War der Ausstieg die richtige Entscheidung?

Auf jeden Fall. Seitdem sind immer wieder Bekannte aus dem Sport verunglückt. Und ich habe von Tag zu Tag mehr Abstand dazu bekommen.

Wie fühlt es sich nach dem Ausstieg an – vermisst man das Springen?

Ich würde lügen, wenn ich sagen würde, es gibt sie nicht, diese Tage, an denen man das Gefühl vom Fliegen mal wieder erleben wollte. Aber gleichzeitig ist mir jetzt bewusst, nicht mehr zu dem Preis, das hohe Risiko, das ich eingegangen bin.

Könnten Sie sich vorstellen, jemals wieder zu springen?

Aus heutiger Sicht: nein. Seit dem Ausstieg, der ein Prozess war, habe ich mich aus allem Extremen zurückgezogen, ich habe auch das Fallschirmspringen aufgegeben. Und ich fahre nicht mehr so schnell Auto und Motorrad. Das ist alles der Arbeit mit meinem Coach zu verdanken, er hat mein Leben komplett entschleunigt.

Durch die Arbeit mit einem Coach haben Sie den Extremsport hinter sich gelassen. Wie muss man sich die Zusammenarbeit vorstellen?

Sich einen Coach zu nehmen, kann ich jedem nur empfehlen. Wir hinterfragen, arbeiten gemeinsam daran, wie ich mein Leben wahrnehme. Und das nach wie vor. Das ist ein Prozess, der nie aufhört. Denn die eigenen Muster sind so eingefahren, dass man dranbleiben muss, ansonsten fällt man zurück. Ich merke aber, wie mir die Zusammenarbeit guttut und wie sie mein Leben bereichert hat.
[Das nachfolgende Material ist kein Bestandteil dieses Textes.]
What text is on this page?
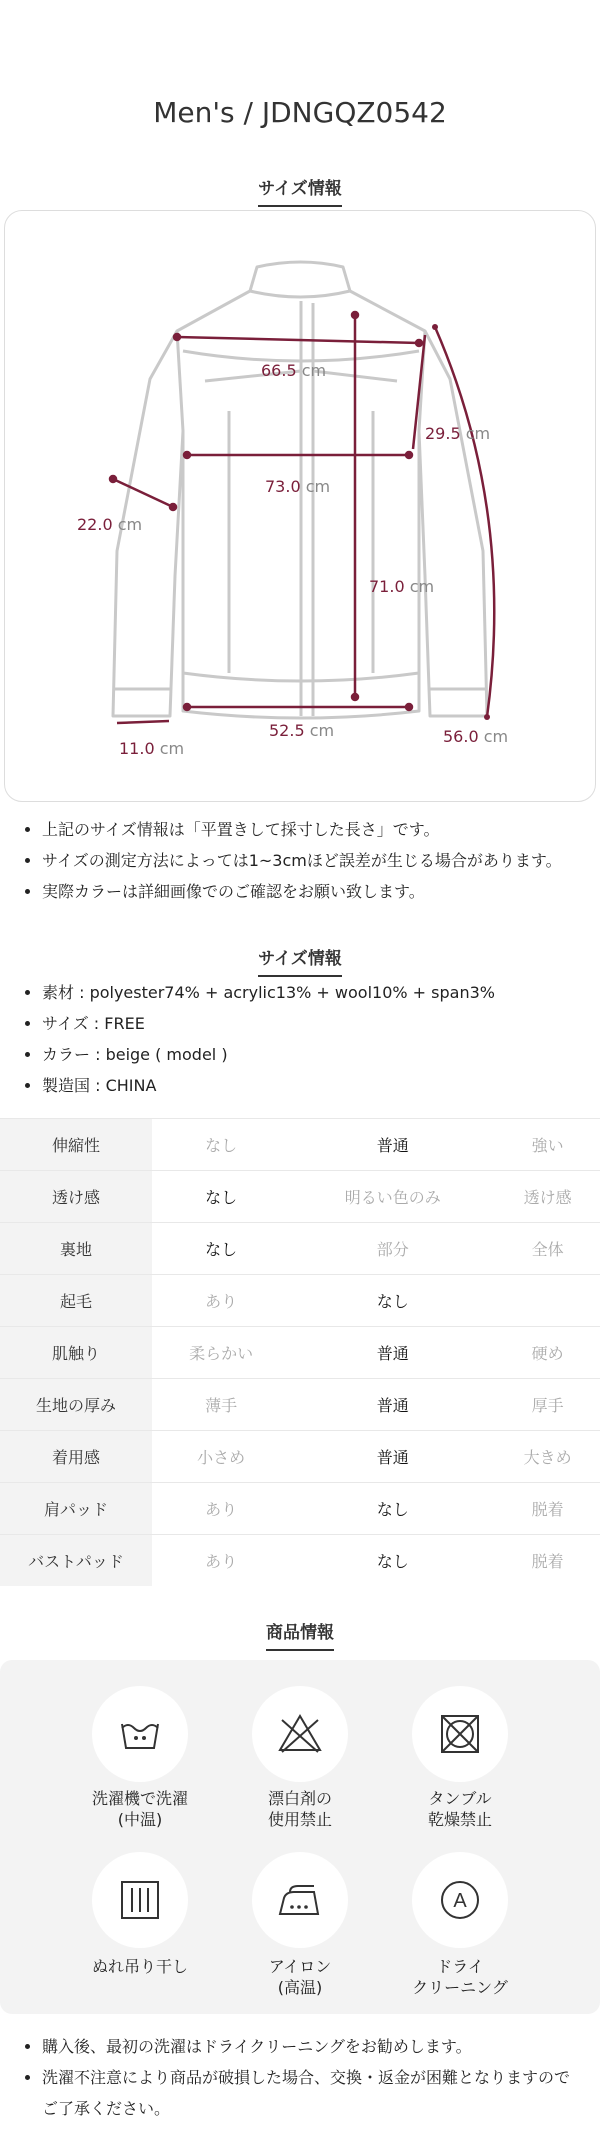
Men's / JDNGQZ0542
サイズ情報
66.5 cm
29.5 cm
73.0 cm
22.0 cm
71.0 cm
11.0 cm
52.5 cm	56.0 cm
• 上記のサイズ情報は「平置きして採寸した長さ」です。
• サイズの測定方法によっては1~3cmほど誤差が生じる場合があります。
• 実際カラーは詳細画像でのご確認をお願い致します。
サイズ情報
• 素材 : polyester74% + acrylic13% + wool10% + span3%
• サイズ : FREE
• カラー : beige ( model )
• 製造国 : CHINA
伸縮性	なし	普通	強い
透け感	なし	明るい色のみ	透け感
裏地	なし	部分	全体
起毛	あり	なし	
肌触り	柔らかい	普通	硬め
生地の厚み	薄手	普通	厚手
着用感	小さめ	普通	大きめ
肩パッド	あり	なし	脱着
バストパッド	あり	なし	脱着
商品情報
洗濯機で洗濯
(中温)
漂白剤の
使用禁止
タンブル
乾燥禁止
A
ぬれ吊り干し	アイロン
(高温)
ドライ
クリーニング
• 購入後、最初の洗濯はドライクリーニングをお勧めします。
• 洗濯不注意により商品が破損した場合、交換・返金が困難となりますので
ご了承ください。
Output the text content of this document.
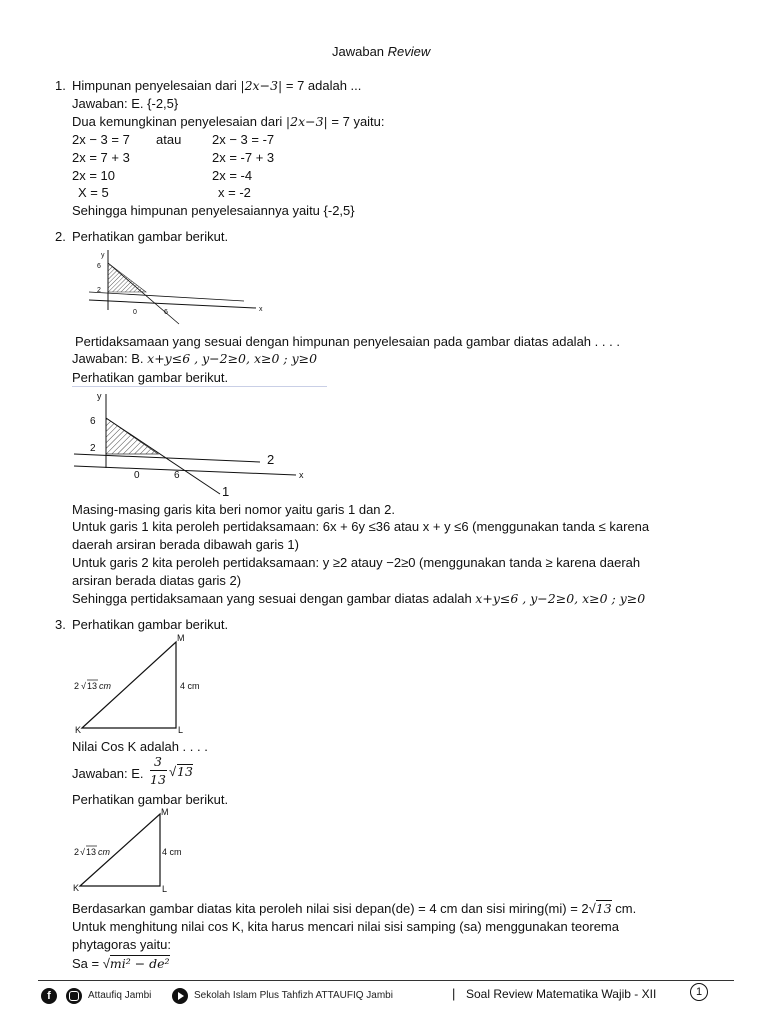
Jawaban Review
1. Himpunan penyelesaian dari |2x−3| = 7 adalah ...
Jawaban: E. {-2,5}
Dua kemungkinan penyelesaian dari |2x−3| = 7 yaitu:
2x − 3 = 7 atau 2x − 3 = -7
2x = 7 + 3	2x = -7 + 3
2x = 10	2x = -4
X = 5	x = -2
Sehingga himpunan penyelesaiannya yaitu {-2,5}
2. Perhatikan gambar berikut.
y
6
2
0	6	x
Pertidaksamaan yang sesuai dengan himpunan penyelesaian pada gambar diatas adalah . . . .
Jawaban: B. x+y≤6 , y−2≥0, x≥0 ; y≥0
Perhatikan gambar berikut.
y
6
2
0	6	x
2
1
Masing-masing garis kita beri nomor yaitu garis 1 dan 2.
Untuk garis 1 kita peroleh pertidaksamaan: 6x + 6y ≤36 atau x + y ≤6 (menggunakan tanda ≤ karena
daerah arsiran berada dibawah garis 1)
Untuk garis 2 kita peroleh pertidaksamaan: y ≥2 atauy −2≥0 (menggunakan tanda ≥ karena daerah
arsiran berada diatas garis 2)
Sehingga pertidaksamaan yang sesuai dengan gambar diatas adalah x+y≤6 , y−2≥0, x≥0 ; y≥0
3. Perhatikan gambar berikut.
M
K	L
4 cm
2 √ 13 cm
Nilai Cos K adalah . . . .
Jawaban: E.
3
13
√ 13
Perhatikan gambar berikut.
M
K	L
4 cm
2 √ 13 cm
Berdasarkan gambar diatas kita peroleh nilai sisi depan(de) = 4 cm dan sisi miring(mi) = 2√13 cm.
Untuk menghitung nilai cos K, kita harus mencari nilai sisi samping (sa) menggunakan teorema
phytagoras yaitu:
Sa = √mi² − de²
f	Attaufiq Jambi	Sekolah Islam Plus Tahfizh ATTAUFIQ Jambi	| Soal Review Matematika Wajib - XII	1
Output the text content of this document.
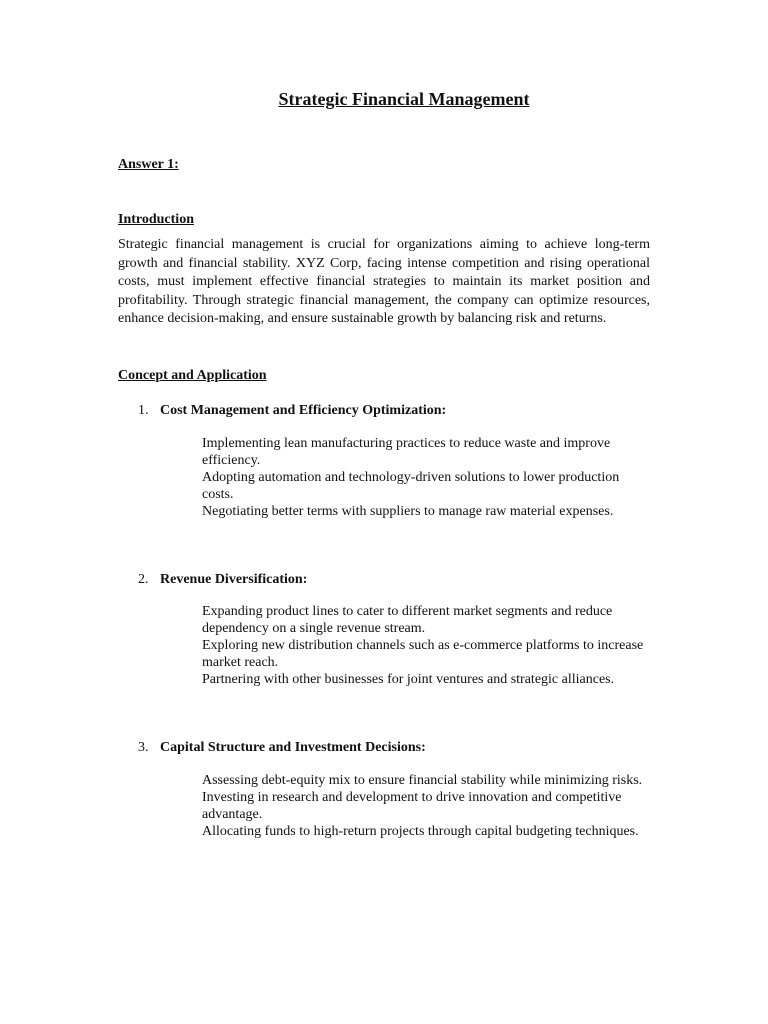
Strategic Financial Management
Answer 1:
Introduction
Strategic financial management is crucial for organizations aiming to achieve long-term growth and financial stability. XYZ Corp, facing intense competition and rising operational costs, must implement effective financial strategies to maintain its market position and profitability. Through strategic financial management, the company can optimize resources, enhance decision-making, and ensure sustainable growth by balancing risk and returns.
Concept and Application
1. Cost Management and Efficiency Optimization:

Implementing lean manufacturing practices to reduce waste and improve efficiency.

Adopting automation and technology-driven solutions to lower production costs.

Negotiating better terms with suppliers to manage raw material expenses.

2. Revenue Diversification:

Expanding product lines to cater to different market segments and reduce dependency on a single revenue stream.

Exploring new distribution channels such as e-commerce platforms to increase market reach.

Partnering with other businesses for joint ventures and strategic alliances.

3. Capital Structure and Investment Decisions:

Assessing debt-equity mix to ensure financial stability while minimizing risks.

Investing in research and development to drive innovation and competitive advantage.

Allocating funds to high-return projects through capital budgeting techniques.
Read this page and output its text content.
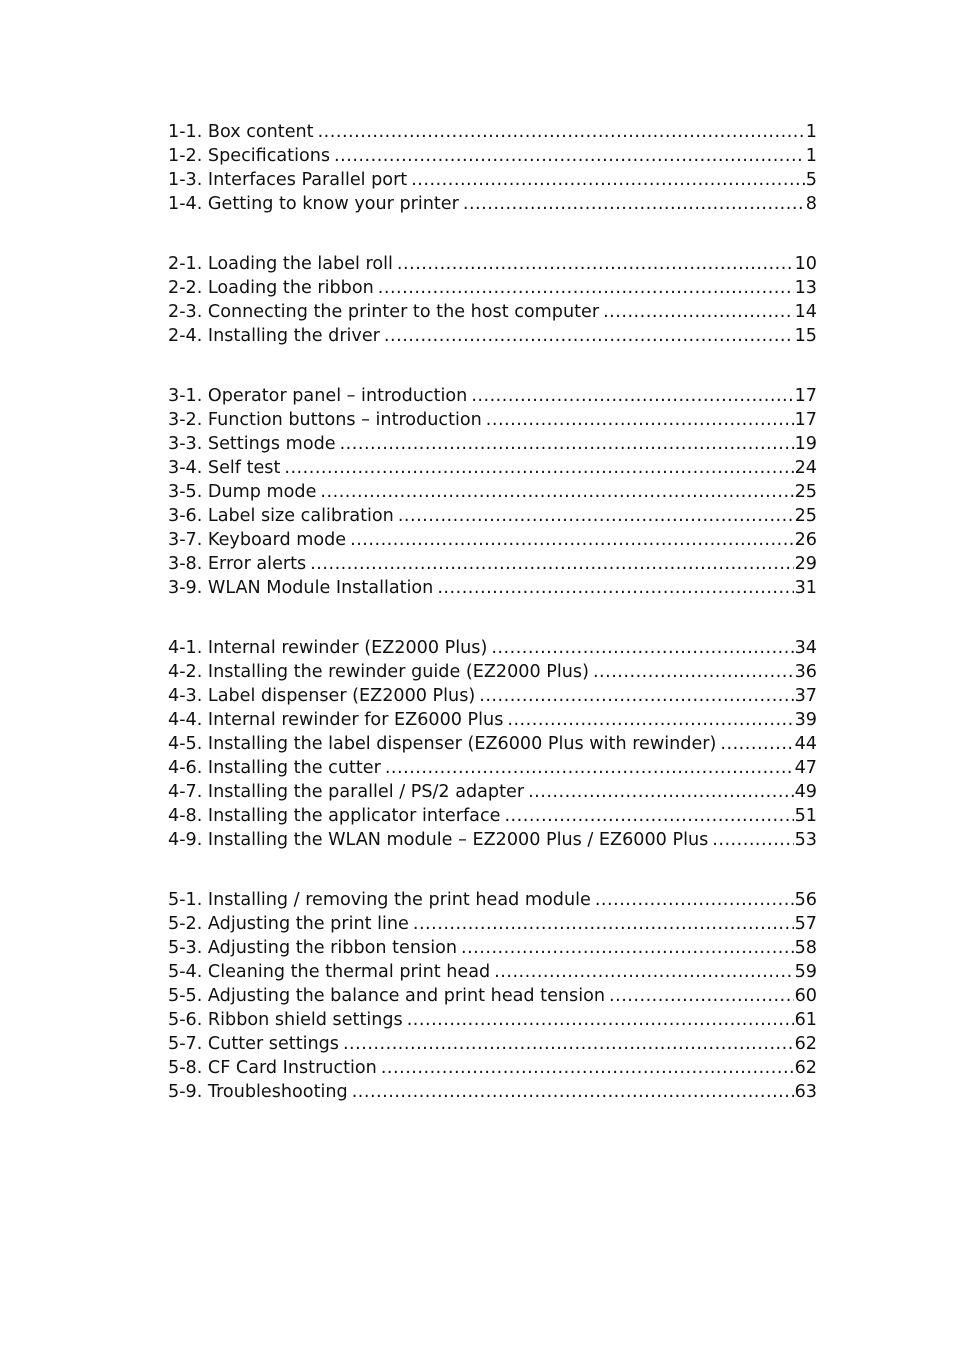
1-1. Box content .....	1
1-2. Specifications .....	1
1-3. Interfaces Parallel port .....	5
1-4. Getting to know your printer .....	8
2-1. Loading the label roll .....	10
2-2. Loading the ribbon .....	13
2-3. Connecting the printer to the host computer .....	14
2-4. Installing the driver .....	15
3-1. Operator panel – introduction .....	17
3-2. Function buttons – introduction .....	17
3-3. Settings mode .....	19
3-4. Self test .....	24
3-5. Dump mode .....	25
3-6. Label size calibration .....	25
3-7. Keyboard mode .....	26
3-8. Error alerts .....	29
3-9. WLAN Module Installation .....	31
4-1. Internal rewinder (EZ2000 Plus) .....	34
4-2. Installing the rewinder guide (EZ2000 Plus) .....	36
4-3. Label dispenser (EZ2000 Plus) .....	37
4-4. Internal rewinder for EZ6000 Plus .....	39
4-5. Installing the label dispenser (EZ6000 Plus with rewinder) .....	44
4-6. Installing the cutter .....	47
4-7. Installing the parallel / PS/2 adapter .....	49
4-8. Installing the applicator interface .....	51
4-9. Installing the WLAN module – EZ2000 Plus / EZ6000 Plus .....	53
5-1. Installing / removing the print head module .....	56
5-2. Adjusting the print line .....	57
5-3. Adjusting the ribbon tension .....	58
5-4. Cleaning the thermal print head .....	59
5-5. Adjusting the balance and print head tension .....	60
5-6. Ribbon shield settings .....	61
5-7. Cutter settings .....	62
5-8. CF Card Instruction .....	62
5-9. Troubleshooting .....	63
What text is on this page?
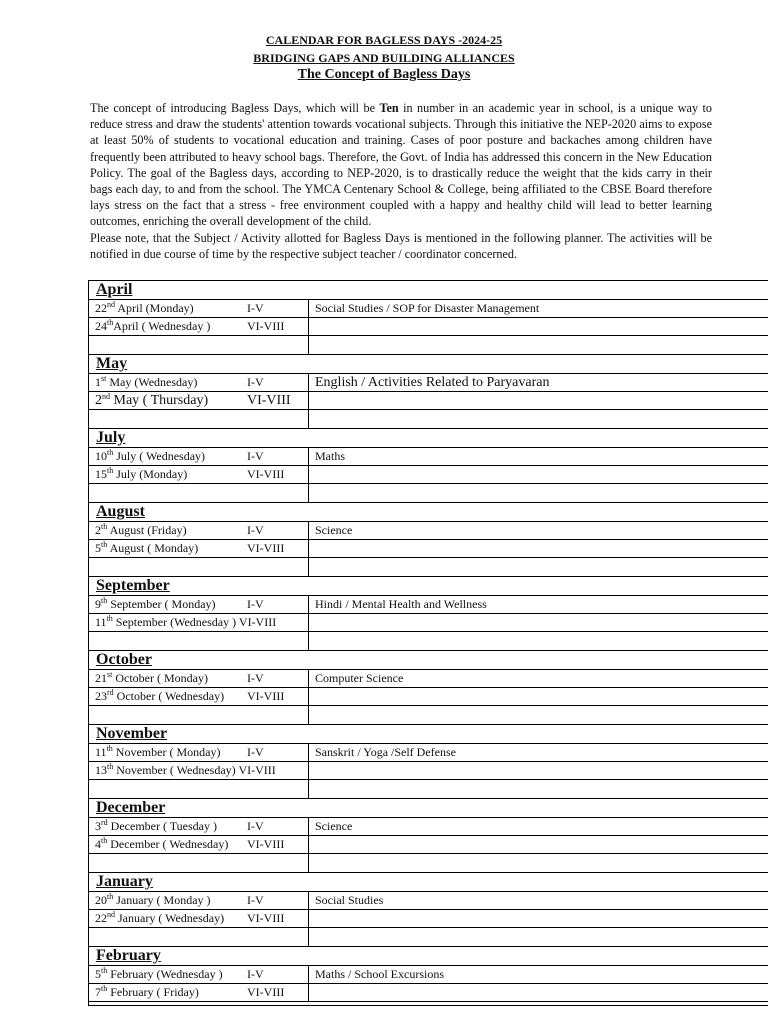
CALENDAR FOR BAGLESS DAYS -2024-25
BRIDGING GAPS AND BUILDING ALLIANCES
The Concept of Bagless Days

The concept of introducing Bagless Days, which will be Ten in number in an academic year in school, is a unique way to reduce stress and draw the students' attention towards vocational subjects. Through this initiative the NEP-2020 aims to expose at least 50% of students to vocational education and training. Cases of poor posture and backaches among children have frequently been attributed to heavy school bags. Therefore, the Govt. of India has addressed this concern in the New Education Policy. The goal of the Bagless days, according to NEP-2020, is to drastically reduce the weight that the kids carry in their bags each day, to and from the school. The YMCA Centenary School & College, being affiliated to the CBSE Board therefore lays stress on the fact that a stress - free environment coupled with a happy and healthy child will lead to better learning outcomes, enriching the overall development of the child.

Please note, that the Subject / Activity allotted for Bagless Days is mentioned in the following planner. The activities will be notified in due course of time by the respective subject teacher / coordinator concerned.

April
22nd April (Monday)	I-V	Social Studies / SOP for Disaster Management
24thApril ( Wednesday )	VI-VIII
May
1st May (Wednesday)	I-V	English / Activities Related to Paryavaran
2nd May ( Thursday)	VI-VIII
July
10th July ( Wednesday)	I-V	Maths
15th July (Monday)	VI-VIII
August
2th August (Friday)	I-V	Science
5th August ( Monday)	VI-VIII
September
9th September ( Monday)	I-V	Hindi / Mental Health and Wellness
11th September (Wednesday ) VI-VIII
October
21st October ( Monday)	I-V	Computer Science
23rd October ( Wednesday) VI-VIII
November
11th November ( Monday) I-V	Sanskrit / Yoga /Self Defense
13th November ( Wednesday) VI-VIII
December
3rd December ( Tuesday )	I-V	Science
4th December ( Wednesday) VI-VIII
January
20th January ( Monday )	I-V	Social Studies
22nd January ( Wednesday) VI-VIII
February
5th February (Wednesday ) I-V	Maths / School Excursions
7th February ( Friday)	VI-VIII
Haben Sie in der Zwischenzeit ein neues Hobby gefunden – und kann es die Lücke füllen?

Es ist tatsächlich viel Zeit frei geworden, ich bin ja extrem viel gesprungen, jede freie Minute. Doch diese Zeit jetzt wieder krampfhaft füllen zu wollen wäre im Prinzip Themaverfehlung. Es gibt jetzt Zeiten, in denen ich einfach mal nichts mache, spazierengehe oder am Motorrad rumschraube.

Sie haben die Sucht überwunden, den Ausstieg geschafft – sind Sie heute zufriedener?

Auf jeden Fall. Es war nicht leicht, aufzuhören. Zusammen mit meinem Coach gab es einige Baustellen zu lösen. Als es dann soweit war und der letzte Sprung anstand, hat es mich schon große Überwindung gekostet. Es war also allerhöchste Eisenbahn, aufzuhören.

Ihr Ausstieg vom Extremsport ist durch den Film, die Medienberichterstattung und durch die Vorträge, die Sie inzwischen halten, öffentlich geworden – wie waren die Reaktionen darauf?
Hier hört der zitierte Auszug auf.